By Ketu Desai
This year in many ways will be the opposite of the last couple of years. Moderation in growth, inflation, and rates was the theme in 2023 and 2024. Nominal growth has moderated from double-digits to below 5%. Inflation has moderated from nearly double digits to 2.5% and rates have moderated from 5%.
This year will see growth, inflation, and firmer rates. The consumer remains in good shape. Real wages are growing, initial jobless claims are historically low, household debt service for disposable personal income remains at low levels, and spending is running north of the trend. The incremental GDP growth will come from corporations. Behind de-regulation, tax incentives, and pent-up demand, we will see a resurgence in CapEx, M&A, and business activity.
Corporate CapEx will grow in the mid-single digits, led by AI-related spending. AI-related cloud CapEx alone is expected to grow 24% in 2025. This spending is structural and wide-ranging, driving growth of the infrastructure supporting it, from semiconductor design and manufacturing to the building of data centers, increased energy generation needs, and further automation of supply chains. This spending will be augmented by the CHIPS Act, Infrastructure Act, and Inflation Reduction Act. Total construction spending is running at a 5.2% growth rate. This type of spending has a meaningful multiplier effect on the economy. With real consumer spending running north of 3.5%, continued fiscal spending north of 20% of GDP, and a resurgence in corporate CapEx, GDP growth will run above trend.
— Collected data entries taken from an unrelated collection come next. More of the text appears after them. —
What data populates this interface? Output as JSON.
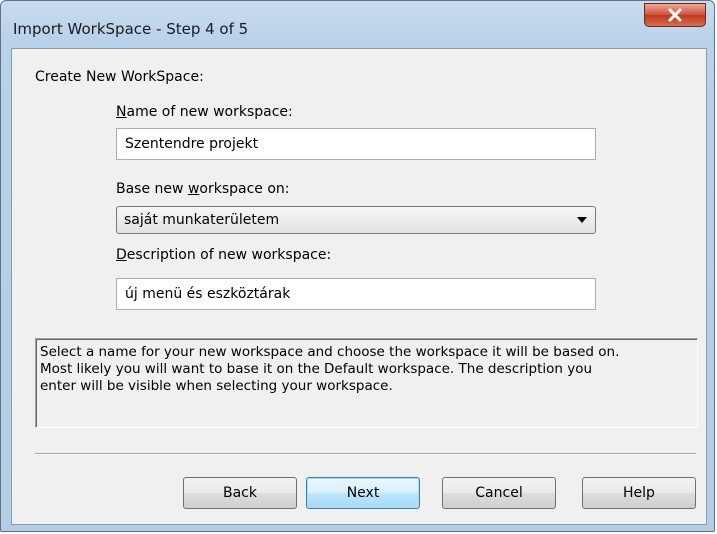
{
  "window": {
    "title": "Import WorkSpace - Step 4 of 5",
    "close_icon": "close-x-icon"
  },
  "form": {
    "section_label": "Create New WorkSpace:",
    "name": {
      "label_mnemonic": "N",
      "label_rest": "ame of new workspace:",
      "value": "Szentendre projekt"
    },
    "base": {
      "label_before": "Base new ",
      "label_mnemonic": "w",
      "label_after": "orkspace on:",
      "selected": "saját munkaterületem",
      "arrow_icon": "dropdown-arrow-icon"
    },
    "description": {
      "label_mnemonic": "D",
      "label_rest": "escription of new workspace:",
      "value": "új menü és eszköztárak"
    }
  },
  "help": {
    "lines": [
      "Select a name for your new workspace and choose the workspace it will be based on.",
      "Most likely you will want to base it on the Default workspace. The description you",
      "enter will be visible when selecting your workspace."
    ]
  },
  "buttons": {
    "back": "Back",
    "next": "Next",
    "cancel": "Cancel",
    "help": "Help"
  },
  "colors": {
    "title_bar": "#b9d1e9",
    "close_button": "#c7432a",
    "dialog_bg": "#f0f0f0",
    "default_button_border": "#3c7fb1"
  }
}
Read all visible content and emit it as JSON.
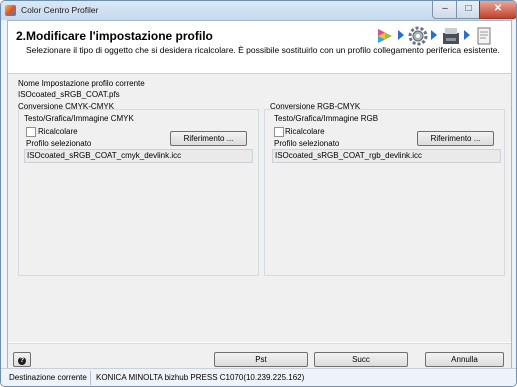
{
  "window": {
    "title": "Color Centro Profiler",
    "controls": {
      "minimize": "–",
      "maximize": "□",
      "close": "✕"
    }
  },
  "header": {
    "title": "2.Modificare l'impostazione profilo",
    "description": "Selezionare il tipo di oggetto che si desidera ricalcolare. È possibile sostituirlo con un profilo collegamento periferica esistente.",
    "wizard_icons": [
      "colors-icon",
      "gear-icon",
      "printer-icon",
      "document-icon"
    ]
  },
  "current_profile": {
    "label": "Nome Impostazione profilo corrente",
    "value": "ISOcoated_sRGB_COAT.pfs"
  },
  "cmyk_group": {
    "title": "Conversione CMYK-CMYK",
    "subtitle": "Testo/Grafica/Immagine CMYK",
    "recalc_label": "Ricalcolare",
    "recalc_checked": false,
    "reference_button": "Riferimento ...",
    "selected_profile_label": "Profilo selezionato",
    "selected_profile_value": "ISOcoated_sRGB_COAT_cmyk_devlink.icc"
  },
  "rgb_group": {
    "title": "Conversione RGB-CMYK",
    "subtitle": "Testo/Grafica/Immagine RGB",
    "recalc_label": "Ricalcolare",
    "recalc_checked": false,
    "reference_button": "Riferimento ...",
    "selected_profile_label": "Profilo selezionato",
    "selected_profile_value": "ISOcoated_sRGB_COAT_rgb_devlink.icc"
  },
  "footer": {
    "help": "?",
    "prev": "Pst",
    "next": "Succ",
    "cancel": "Annulla"
  },
  "status": {
    "label": "Destinazione corrente",
    "value": "KONICA MINOLTA bizhub PRESS C1070(10.239.225.162)"
  }
}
M&A will likely make a comeback with an easier regulatory backdrop. Goldman Sachs estimates M&A activity to grow 25% in 2025. There is nearly $1 trillion in private equity dry powder that is running out of time to be put to work. Small business sentiment saw the largest jump since 1980, which will lead to more activity in 2025. With the expectation of tariffs, many businesses will front run them in the first half of the year, which has the impact of boosting growth.
The resurgence of business activity will lead to above trend growth, but also firmer inflation and rates. The 5-year breakeven rate (proxy for future inflation) is nearing 2.5%, up from 1.86% in September 2024. The market expects the Fed to cut two- or three times next year. However, if inflation does firm up, it’s likely that the Fed will be on hold, similar to 1995 when mid-cycle adjustment cuts were made, and then were on hold until 1996. The combination of firmer growth and inflation, a Fed on hold, a high fiscal deficit, and a heavy issuance calendar, means rates will be higher for longer.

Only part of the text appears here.